ZOBACZ WIDEO Maciej Rybus w doskonałej formie. Może być kluczowym zawodnikiem w Rosji
Mohamed Salah opuszcza boisko ze łzami w oczach podczas finału
Kto wie jak potoczyłby się finał, gdyby nie sytuacja z 26. minuty. Wtedy to kontuzji barku doznał najlepszy zawodnik The Reds, Mohamed Salah. W starciu z Sergio Ramosem nieszczęśliwie upadł na lewy bok i musiał opuścić boisko. Schodził zalany łzami, a wraz z nim płakał cały Egipt oraz fani Liverpoolu. Wymowny był obrazek, kiedy piłkarza pocieszał Cristiano Ronaldo, który przeżył podobną chwilę w finale Euro 2016.

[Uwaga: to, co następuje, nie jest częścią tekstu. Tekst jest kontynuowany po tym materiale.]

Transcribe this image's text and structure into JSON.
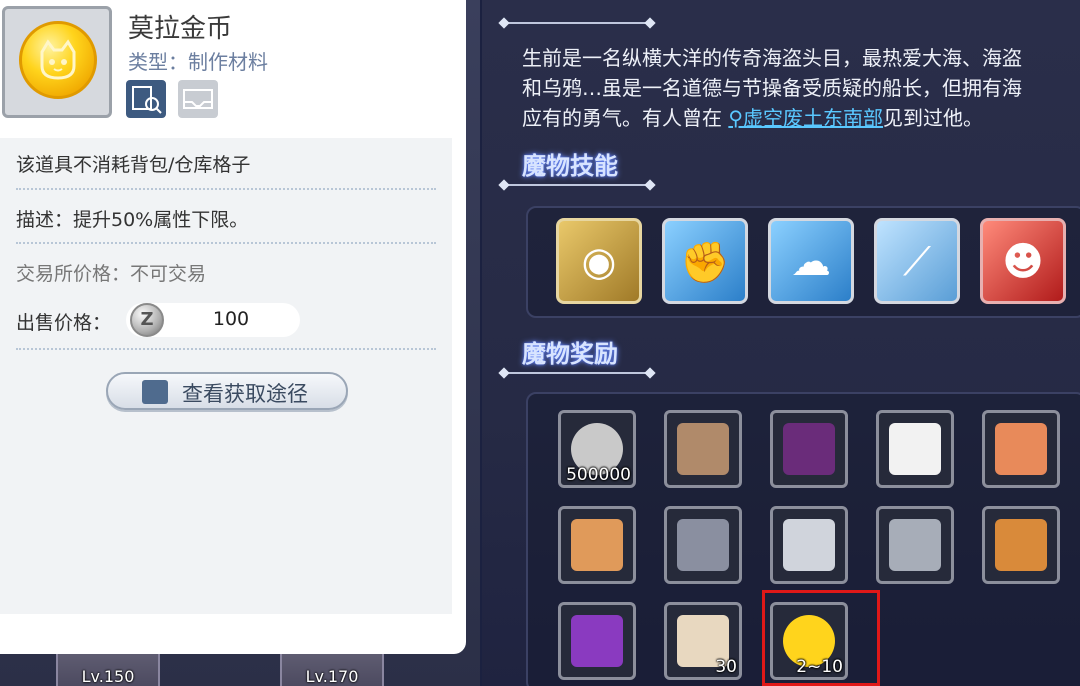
{
  "item": {
    "name": "莫拉金币",
    "type": "类型：制作材料",
    "no_slot": "该道具不消耗背包/仓库格子",
    "description": "描述：提升50%属性下限。",
    "exchange": "交易所价格：不可交易",
    "sell_label": "出售价格：",
    "sell_icon": "Z",
    "sell_value": "100",
    "route_button": "查看获取途径"
  },
  "background": {
    "levels": [
      "Lv.150",
      "Lv.170"
    ]
  },
  "monster": {
    "desc_line1": "生前是一名纵横大洋的传奇海盗头目，最热爱大海、海盗",
    "desc_line2": "和乌鸦…虽是一名道德与节操备受质疑的船长，但拥有海",
    "desc_line3_a": "应有的勇气。有人曾在 ",
    "desc_location": "虚空废土东南部",
    "desc_line3_b": "见到过他。",
    "skills_title": "魔物技能",
    "rewards_title": "魔物奖励",
    "skills": [
      {
        "icon": "orb-icon",
        "color": "gold",
        "glyph": "◉"
      },
      {
        "icon": "fist-icon",
        "color": "blue",
        "glyph": "✊"
      },
      {
        "icon": "ghost-icon",
        "color": "blue",
        "glyph": "☁"
      },
      {
        "icon": "shatter-icon",
        "color": "lblue",
        "glyph": "⟋"
      },
      {
        "icon": "rage-icon",
        "color": "red",
        "glyph": "☻"
      }
    ],
    "rewards": [
      {
        "icon": "zeny-coin-icon",
        "qty": "500000",
        "color": "#c9c9c9"
      },
      {
        "icon": "scroll-icon",
        "qty": "",
        "color": "#b08a6a"
      },
      {
        "icon": "pirate-hat-icon",
        "qty": "",
        "color": "#6a2c7a"
      },
      {
        "icon": "paper-icon",
        "qty": "",
        "color": "#f2f2f2"
      },
      {
        "icon": "crystal-icon",
        "qty": "",
        "color": "#e88a5a"
      },
      {
        "icon": "puzzle-icon",
        "qty": "",
        "color": "#e09a5a"
      },
      {
        "icon": "feather-icon",
        "qty": "",
        "color": "#8a8fa0"
      },
      {
        "icon": "sword-icon",
        "qty": "",
        "color": "#d0d4dc"
      },
      {
        "icon": "spear-icon",
        "qty": "",
        "color": "#a7adb8"
      },
      {
        "icon": "staff-icon",
        "qty": "",
        "color": "#d98a3a"
      },
      {
        "icon": "shuriken-icon",
        "qty": "",
        "color": "#8a3ac0"
      },
      {
        "icon": "bone-icon",
        "qty": "30",
        "color": "#e8d8c0"
      },
      {
        "icon": "mora-coin-icon",
        "qty": "2~10",
        "color": "#ffd41c"
      }
    ]
  }
}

Błąd Svena Ulreicha w półfinale z Realem
Bayern musiał odrobić na wyjeździe bramkę straty z pierwszego meczu, który przegrał 1:2. Po pierwszej połowie wydawało się, że Bawarczycy są na dobrej drodze do tego. Tuż po przerwie fatalny błąd popełnił jednak Sven Ulreich. Bramkarz gości chciał złapać podanie od partnera, ale w ostatniej chwili zorientował się, że nie może tego zrobić i przepuścił piłkę. Do tej dopadł Karim Benzema i dał Królewskim prowadzenie. Niemcy zdołali później strzelić tylko jednego gola i pożegnali się z rozgrywkami.
Cristiano Ronaldo strzela najpiękniejszą bramkę w swojej karierze
W 63. minucie pierwszego meczu ćwierćfinałowego z Juventusem w Turynie (3:0), Cristiano Ronaldo zdobył jednego z najcudowniejszych goli w historii Champions League. Portugalczyk wybił się niezwykle wysoko i uderzył efektowną przewrotką, nie dając żadnych szans Gianluigi Buffonowi. Brawo bili mu nawet kibice gospodarzy. - Na pewno jest to gol, który pozostanie w pamięci. Mój najpiękniejszy w karierze. Zaryzykowałem i się udało - podsumował bohater.
Czerwona kartka Gianluigi Buffona w końcówce szalonego ćwierćfinału z Realem
W rewanżu najwięcej mówiło się już natomiast o Gianluigi Buffonie. Wszystko za sprawą sytuacji z końcowych sekund meczu. Wcześniej Juventus dokonał rzeczy wydawałoby się niemożliwej i odrobił na Estadio Santiago Bernabeu trzy gole straty z pierwszego pojedynku. Nie awansował jednak do półfinału, gdyż w ostatniej akcji meczu sędzia podyktował jedenastkę dla gospodarzy. Tego nie wytrzymał golkiper gości. 40-latek zaatakował arbitra, obraził go i wyleciał z boiska. - Sędzia był poza grą. Podczas ostatniej akcji gwizdnął faul, ale był chyba jedynym, który go widział - tłumaczył swoje zachowanie Włoch.
Niesamowity comeback Romy w ćwierćfinale z Barceloną
Po porażce 1:4 w Katalonii, nikt nie dawał najmniejszych szans Romie na awans do półfinału LM. Piłkarze z Rzymu nic sobie jednak z tego nie robili i zaskoczyli cały piłkarski świat. Po bramkach Edina Dżeko, Daniele De Rossiego i Kostasa Manolasa, Giallorossi pokonali wyżej notowanych rywali i zagrali z Liverpoolem, gdzie zresztą później byli bliscy powtórzenia scenariusza z 1/4 finału.